Pengakuan Mengejutkan di Hadapan Penyidik
Kasubdit III Dittipidnarkoba Bareskrim Polri, Kombes Pol Zulkarnain Harahap, mengungkapkan bahwa CD telah memenuhi panggilan penyidik pada Jumat (29/5/2026) lalu. Dalam pemeriksaan tersebut, perempuan yang merupakan asisten dari YouTuber RA ini tidak membantah keterlibatannya. Ia mengakui secara blak-blakan telah membeli puluhan tabung gas tersebut dalam kurun waktu beberapa bulan terakhir.
“Saudari CD sudah hadir dan memberikan keterangan. Yang bersangkutan mengakui telah melakukan pembelian Whip Pink sebanyak 20 tabung dalam rentang waktu akhir tahun 2025 hingga awal tahun 2026,” ujar Zulkarnain dalam keterangan resminya yang diterima redaksi.
Modus Pembelian yang Terstruktur
Berdasarkan hasil pemeriksaan, terungkap bahwa akses untuk mendapatkan gas tersebut ternyata sangat mudah. CD memanfaatkan mesin pencari Google dengan kata kunci ‘Whip Cream’ untuk mencari penyedia barang tersebut. Dari hasil pencarian, ia kemudian diarahkan ke kontak WhatsApp Admin PT Suplaindo Sukses Sejahtera (PT SSS).
Proses transaksinya pun tergolong sangat cepat dan modern, meliputi:
- Pemesanan melalui format chat WhatsApp yang telah disediakan.
- Pembayaran menggunakan fitur mobile banking dari rekening pribadi.
- Pengiriman barang oleh kurir yang sampai ke lokasi hanya dalam waktu sekitar satu jam.
Adapun ukuran tabung yang dipesan bervariasi, mulai dari kemasan 640 gram hingga 950 gram.
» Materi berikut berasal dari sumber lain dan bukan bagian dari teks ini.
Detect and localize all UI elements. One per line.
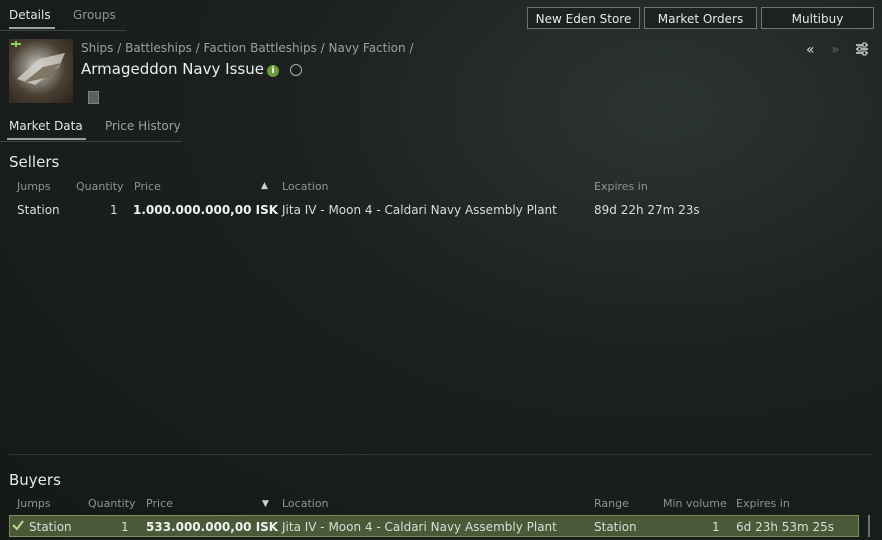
section-divider[interactable] bbox=[9, 454, 873, 455]
sellers-col-location[interactable]: Location bbox=[282, 180, 329, 193]
breadcrumb[interactable]: Ships / Battleships / Faction Battleship… bbox=[81, 41, 413, 55]
seller-location[interactable]: Jita IV - Moon 4 - Caldari Navy Assembly… bbox=[282, 203, 557, 217]
sort-descending-icon[interactable]: ▼ bbox=[262, 499, 269, 509]
buyers-col-quantity[interactable]: Quantity bbox=[88, 497, 136, 510]
buyer-range: Station bbox=[594, 520, 637, 534]
tab-market-data[interactable]: Market Data bbox=[7, 119, 86, 140]
buyer-location[interactable]: Jita IV - Moon 4 - Caldari Navy Assembly… bbox=[282, 520, 557, 534]
info-icon[interactable]: i bbox=[267, 65, 279, 77]
buyer-quantity: 1 bbox=[121, 520, 129, 534]
buyer-jumps: Station bbox=[29, 520, 72, 534]
sellers-col-price[interactable]: Price bbox=[134, 180, 161, 193]
ship-thumbnail[interactable] bbox=[9, 39, 73, 103]
seller-price: 1.000.000.000,00 ISK bbox=[133, 203, 279, 217]
seller-quantity: 1 bbox=[110, 203, 118, 217]
market-orders-button[interactable]: Market Orders bbox=[644, 7, 757, 29]
sellers-col-quantity[interactable]: Quantity bbox=[76, 180, 124, 193]
forward-icon[interactable]: » bbox=[831, 42, 840, 58]
new-eden-store-button[interactable]: New Eden Store bbox=[527, 7, 640, 29]
sellers-col-jumps[interactable]: Jumps bbox=[17, 180, 51, 193]
back-icon[interactable]: « bbox=[806, 42, 815, 58]
buyer-min-volume: 1 bbox=[712, 520, 720, 534]
buyers-col-jumps[interactable]: Jumps bbox=[17, 497, 51, 510]
sellers-title: Sellers bbox=[9, 153, 60, 171]
ship-name: Armageddon Navy Issue bbox=[81, 60, 264, 78]
target-icon[interactable] bbox=[290, 64, 302, 76]
tab-divider bbox=[0, 30, 126, 31]
scrollbar[interactable] bbox=[868, 515, 870, 537]
buyers-col-price[interactable]: Price bbox=[146, 497, 173, 510]
settings-icon[interactable] bbox=[855, 42, 869, 60]
checkmark-icon bbox=[11, 518, 25, 535]
ship-image-icon bbox=[11, 41, 65, 85]
buyers-col-location[interactable]: Location bbox=[282, 497, 329, 510]
buyer-price: 533.000.000,00 ISK bbox=[146, 520, 279, 534]
multibuy-button[interactable]: Multibuy bbox=[761, 7, 874, 29]
buyers-col-expires[interactable]: Expires in bbox=[736, 497, 790, 510]
seller-expires: 89d 22h 27m 23s bbox=[594, 203, 700, 217]
tab-details[interactable]: Details bbox=[9, 8, 55, 29]
buyer-expires: 6d 23h 53m 25s bbox=[736, 520, 835, 534]
subtab-divider bbox=[0, 141, 182, 142]
buyers-title: Buyers bbox=[9, 471, 61, 489]
seller-jumps: Station bbox=[17, 203, 60, 217]
tab-groups[interactable]: Groups bbox=[73, 8, 116, 22]
buyers-col-min-volume[interactable]: Min volume bbox=[663, 497, 727, 510]
tab-price-history[interactable]: Price History bbox=[105, 119, 181, 133]
sellers-col-expires[interactable]: Expires in bbox=[594, 180, 648, 193]
sort-ascending-icon[interactable]: ▲ bbox=[261, 181, 268, 191]
ship-tag-icon[interactable] bbox=[88, 91, 99, 104]
buyers-col-range[interactable]: Range bbox=[594, 497, 629, 510]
Barang-barang tersebut kabarnya tidak dikonsumsi sendiri, melainkan digunakan bersama dengan rekan-rekan dan sejumlah pegawai lainnya.
Sisi Gelap Penyalahgunaan ‘Gas Tertawa’
Meskipun sejatinya diperuntukkan bagi kebutuhan industri kuliner—khususnya untuk pembuatan krim kocok—nitrous oxide ini disalahgunakan untuk mendapatkan efek euforia sesaat. CD menjelaskan kepada penyidik bahwa ia menghirup gas tersebut secara langsung menggunakan perangkat nozzle atau pengatur tekanan gas ke dalam mulut.
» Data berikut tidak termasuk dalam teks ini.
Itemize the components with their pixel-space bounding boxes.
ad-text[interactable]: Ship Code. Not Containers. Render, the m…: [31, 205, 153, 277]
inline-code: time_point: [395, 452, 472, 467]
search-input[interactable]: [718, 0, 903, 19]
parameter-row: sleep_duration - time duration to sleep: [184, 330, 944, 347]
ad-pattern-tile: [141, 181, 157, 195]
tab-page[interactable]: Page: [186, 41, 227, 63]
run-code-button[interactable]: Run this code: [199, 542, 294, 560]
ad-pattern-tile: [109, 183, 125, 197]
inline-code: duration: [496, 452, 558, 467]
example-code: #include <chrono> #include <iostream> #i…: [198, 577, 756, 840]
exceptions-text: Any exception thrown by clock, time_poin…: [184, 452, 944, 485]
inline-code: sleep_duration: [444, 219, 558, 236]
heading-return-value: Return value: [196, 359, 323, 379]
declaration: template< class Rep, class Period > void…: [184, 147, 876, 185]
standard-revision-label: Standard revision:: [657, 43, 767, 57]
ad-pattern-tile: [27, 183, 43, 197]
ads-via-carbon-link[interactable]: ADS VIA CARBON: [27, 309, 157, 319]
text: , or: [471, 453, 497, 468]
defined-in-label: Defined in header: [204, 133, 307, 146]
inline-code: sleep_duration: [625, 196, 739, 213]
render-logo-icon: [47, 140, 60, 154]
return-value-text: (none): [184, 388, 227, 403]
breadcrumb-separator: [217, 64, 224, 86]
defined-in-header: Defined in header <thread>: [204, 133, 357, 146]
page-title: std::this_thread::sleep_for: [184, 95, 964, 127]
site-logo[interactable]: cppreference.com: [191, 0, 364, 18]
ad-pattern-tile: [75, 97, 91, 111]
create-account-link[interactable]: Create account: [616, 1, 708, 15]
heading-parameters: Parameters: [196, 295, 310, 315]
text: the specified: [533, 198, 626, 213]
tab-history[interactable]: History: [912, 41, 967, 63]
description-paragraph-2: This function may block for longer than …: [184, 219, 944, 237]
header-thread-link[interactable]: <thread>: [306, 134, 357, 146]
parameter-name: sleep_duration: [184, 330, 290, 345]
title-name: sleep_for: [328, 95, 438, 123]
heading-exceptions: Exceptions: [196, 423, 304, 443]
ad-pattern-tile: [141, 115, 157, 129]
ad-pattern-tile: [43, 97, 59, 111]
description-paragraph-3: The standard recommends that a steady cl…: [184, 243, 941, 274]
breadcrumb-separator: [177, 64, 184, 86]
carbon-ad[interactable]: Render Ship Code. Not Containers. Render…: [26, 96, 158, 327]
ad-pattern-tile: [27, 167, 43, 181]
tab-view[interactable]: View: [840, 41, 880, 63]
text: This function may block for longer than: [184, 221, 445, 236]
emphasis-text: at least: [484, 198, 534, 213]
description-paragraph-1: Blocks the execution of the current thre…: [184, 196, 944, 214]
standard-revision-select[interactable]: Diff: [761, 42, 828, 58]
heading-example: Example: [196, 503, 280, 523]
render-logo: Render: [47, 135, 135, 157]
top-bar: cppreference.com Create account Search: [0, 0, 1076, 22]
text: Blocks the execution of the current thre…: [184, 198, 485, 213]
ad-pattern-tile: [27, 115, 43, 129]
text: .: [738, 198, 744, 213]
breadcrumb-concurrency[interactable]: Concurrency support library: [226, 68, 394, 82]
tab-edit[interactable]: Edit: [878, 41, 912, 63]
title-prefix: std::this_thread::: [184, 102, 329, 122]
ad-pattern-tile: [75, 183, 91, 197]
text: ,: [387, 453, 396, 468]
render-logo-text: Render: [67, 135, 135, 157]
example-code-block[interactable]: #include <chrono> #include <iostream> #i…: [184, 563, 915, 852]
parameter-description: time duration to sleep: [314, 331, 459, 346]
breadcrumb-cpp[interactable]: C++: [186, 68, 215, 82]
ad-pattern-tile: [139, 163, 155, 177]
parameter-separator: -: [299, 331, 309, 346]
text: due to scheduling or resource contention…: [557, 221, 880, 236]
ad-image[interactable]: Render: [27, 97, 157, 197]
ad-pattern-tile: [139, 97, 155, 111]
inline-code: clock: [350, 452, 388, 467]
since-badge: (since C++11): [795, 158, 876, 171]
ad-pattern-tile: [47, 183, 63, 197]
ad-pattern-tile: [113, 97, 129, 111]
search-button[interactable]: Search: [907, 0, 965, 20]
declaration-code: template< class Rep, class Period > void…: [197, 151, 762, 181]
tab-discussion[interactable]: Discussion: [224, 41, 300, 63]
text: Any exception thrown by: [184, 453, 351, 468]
“Berdasarkan pengakuannya, setelah menghirup gas dari tabung pink tersebut, efek yang dirasakan adalah sensasi melayang yang membuat pengguna cenderung menunduk sambil memejamkan mata,” tambah Zulkarnain. Fenomena ini kian meresahkan lantaran tren penggunaan gas tertawa secara ilegal mulai merambah ke berbagai kalangan untuk mencari sensasi rekreasional.
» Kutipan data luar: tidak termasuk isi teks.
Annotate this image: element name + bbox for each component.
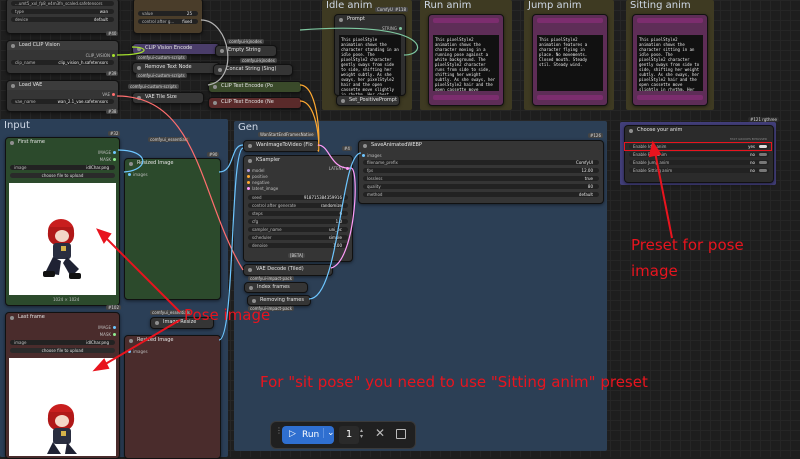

Kasus ini menjadi peringatan keras mengenai bahaya penyalahgunaan zat yang seharusnya digunakan untuk keperluan dapur namun beralih fungsi menjadi sarana ‘fly’. Pihak kepolisian pun terus mendalami keterkaitan pihak-pihak lain dalam peredaran bebas gas tersebut di kalangan figur publik.